Selain itu, Batam juga sangat dekat dengan jalur lalulintas minyak dunia. Kris Taenar Wiluan, Chairman Citramas Group yang juga memproduksi peralatan berat migas seperti rig, mengatakan bahwa 70% transportasi minyak dunia dilakukan melalui Selat Malaka. Saat ini, setiap hari tidak kurang dari 300 kapal berukuran raksasa lalu-lalang di Selat Malaka.
Tapi, kata dia, ironisnya dari sekian banyak kapal yang lalu-lalang di Selat Malaka, nyaris tidak ada yang mengisi bahan-bakar dan logistik di Pulau Batam. Semuanya di Singapura dan Malaysia. Terlepas dari itu, Batam tidak memiliki fasilitas, khususnya pelabuhan yang memadai bagi kapal-kapal besar untuk mengisi bahan bakar dan logistik.
Baru tahun 2018 ini ada investor yang akan membangun floating storage unit (FSU) di perairan Batam. FSU tersebut diproyeksikan untuk melayani kebutuhan bahan bakar kapal-kapal besar yang melintas di Selat Malaka. Saat ini yang ada beberapa Stasiun Pengisian Bahan Bakar Umum (SPBU) terapung yang melayani kapal-kapal kecil dengan rute antar pulau di sekitar Kepulauan Riau.
Deputi Ketua Badan Pengusahaan Kawasan Perdagangan Bebas dan Pelabuhan Bebas (BP) Batam Dwi Eko Winaryo mengemukakan, Direktorat Jenderal Perhubungan Laut Kementerian Perhubungan, telah menetapkan 11 titik di perairan sekitar Batam, sebagai lokasi yang diizinkan untuk dibangun FSU. Dari 11 titik yang ditawarkan oleh BP Batam ada dua titik yang diminati investor.
“Floating Storage Unit itu berupa kapal tanker BBM yang ditambatkan pada satu tiang pancang di tengah laut, yang berfungsi sebagai ‘SPBU’ bagi kapal-kapal besar. Dari sebelas titik yang ditetapkan Hubla, pembangunan tiang pancangnya sudah selesai, dalam waktu dekat ini sudah beroperasi,” kata Dwi.
Dwi melanjutkan, BP Batam hanya memanfaatkan 11 titik yang ditetapkan Kementerian Perhubungan dan memberi izin pembangunan dan peroperasian FSU yang dimiliki dan dijalankan oleh investor.

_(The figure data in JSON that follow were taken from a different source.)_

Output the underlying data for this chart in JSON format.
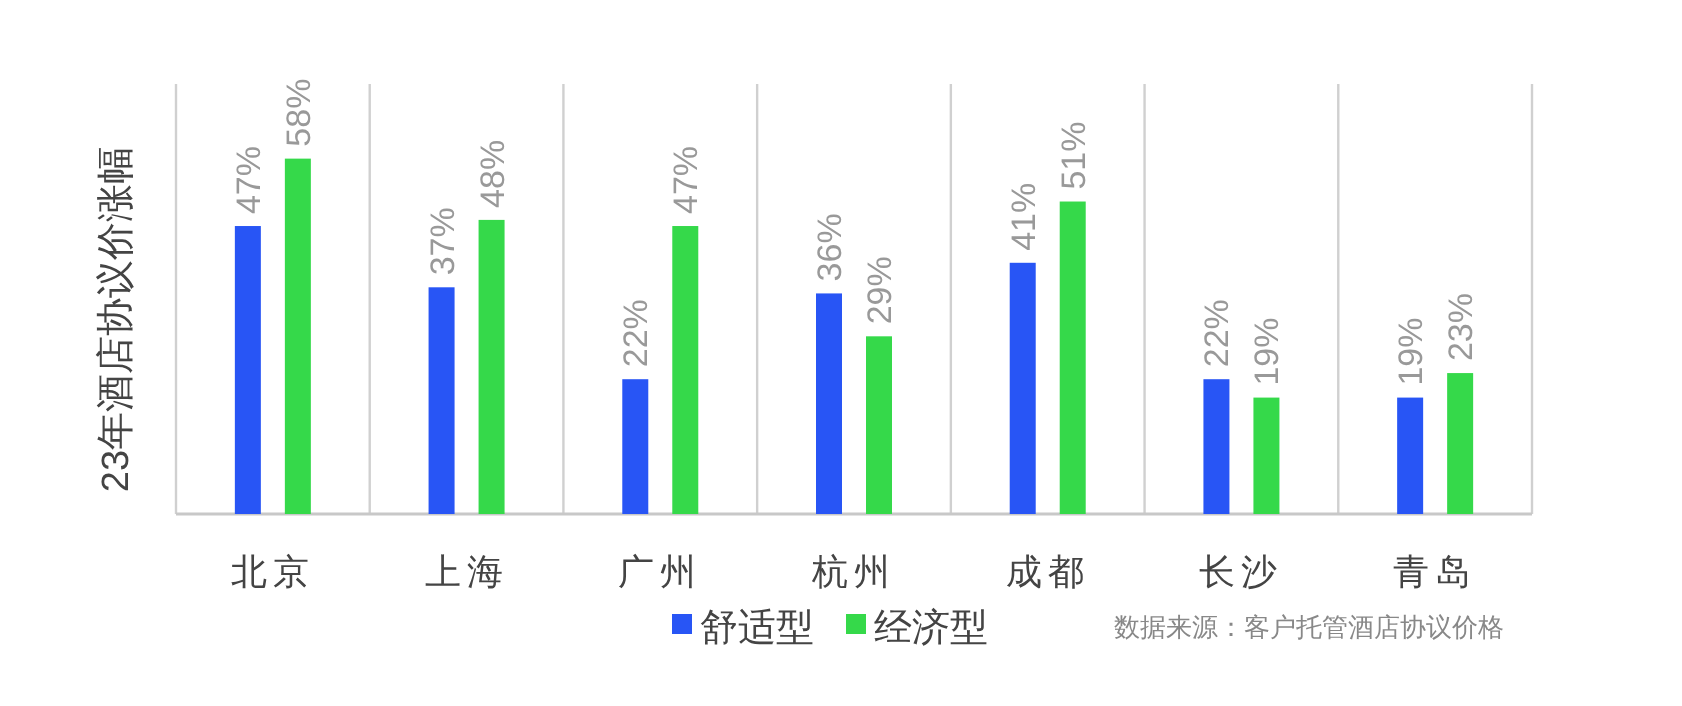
{
  "chart_data": {
    "type": "bar",
    "ylabel": "23年酒店协议价涨幅",
    "categories": [
      "北京",
      "上海",
      "广州",
      "杭州",
      "成都",
      "长沙",
      "青岛"
    ],
    "series": [
      {
        "name": "舒适型",
        "color": "#2855f5",
        "values": [
          47,
          37,
          22,
          36,
          41,
          22,
          19
        ],
        "value_labels": [
          "47%",
          "37%",
          "22%",
          "36%",
          "41%",
          "22%",
          "19%"
        ]
      },
      {
        "name": "经济型",
        "color": "#35d94a",
        "values": [
          58,
          48,
          47,
          29,
          51,
          19,
          23
        ],
        "value_labels": [
          "58%",
          "48%",
          "47%",
          "29%",
          "51%",
          "19%",
          "23%"
        ]
      }
    ],
    "grid": "x",
    "legend": "bottom",
    "annotations": [
      "数据来源：客户托管酒店协议价格"
    ]
  }
}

Dwi mengatakan, adanya dua FSU yang segera beroperasi, dan nanti menjadi sebelas, sangat berpotensi terjadinya kecelakaan pelayaran dan akhirnya menumpahkan minyak ke laut. Hal itu jelas sudah diantisipasi. Khusus terkait pembangunan FSU, perusahaan investor harus sudah memiliki izin yang dikeluarkan oleh Ditjen Perhubungan Laut. Kementerian Perhubungan mempunyai peraturan, standar, dan prosedur penanggulangan pencemaran di laut. Dengan izin yang dikeluarkan, investor sudah punya standar safety jika terjadi oil spill.
“Sebelum mereka ke kami, mereka harus melengkapi itu dulu persyaratannya ke Kementerian Perhubungan. Setelah itu lengkap baru ke kami. Pada para investor mengurus izin ke BP Batam pun juga harus sudah memegang permit CIQP (Custom, Immigration, Quaratine, and Port Authority),” jelas Dwi.

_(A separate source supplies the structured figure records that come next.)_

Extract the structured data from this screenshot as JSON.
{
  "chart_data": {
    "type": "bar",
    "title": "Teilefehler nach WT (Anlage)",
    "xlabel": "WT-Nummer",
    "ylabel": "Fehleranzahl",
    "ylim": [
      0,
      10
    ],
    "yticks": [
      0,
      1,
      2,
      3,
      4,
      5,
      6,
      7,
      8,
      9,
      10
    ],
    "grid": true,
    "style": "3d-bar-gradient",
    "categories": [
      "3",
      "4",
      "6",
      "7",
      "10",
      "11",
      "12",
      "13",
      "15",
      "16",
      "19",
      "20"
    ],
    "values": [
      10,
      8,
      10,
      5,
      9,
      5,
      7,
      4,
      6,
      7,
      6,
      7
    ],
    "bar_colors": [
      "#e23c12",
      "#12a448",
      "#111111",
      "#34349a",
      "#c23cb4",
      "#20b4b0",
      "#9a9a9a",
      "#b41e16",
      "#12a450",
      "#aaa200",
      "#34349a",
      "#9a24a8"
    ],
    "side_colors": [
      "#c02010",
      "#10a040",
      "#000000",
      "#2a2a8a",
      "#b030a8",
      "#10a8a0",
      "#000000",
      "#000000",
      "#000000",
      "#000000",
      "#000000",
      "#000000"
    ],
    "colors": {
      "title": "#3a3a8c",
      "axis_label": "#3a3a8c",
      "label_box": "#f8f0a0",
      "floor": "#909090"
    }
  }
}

Kewajiban perusahaan yang bergerak dalam usaha minyak, baik minyak mentah maupun bahan bakar minyak, diatur dalam Peraturan Presiden No.109 Tahun 2006 tentang Penanggulangan Keadaan Darurat Tumpahan Minyak di Laut, dan Peraturan Menteri Perhubungan No.58 Tahun 2013 tentang Penanggulangan Pencemaran di Perairan dan Pelabuhan.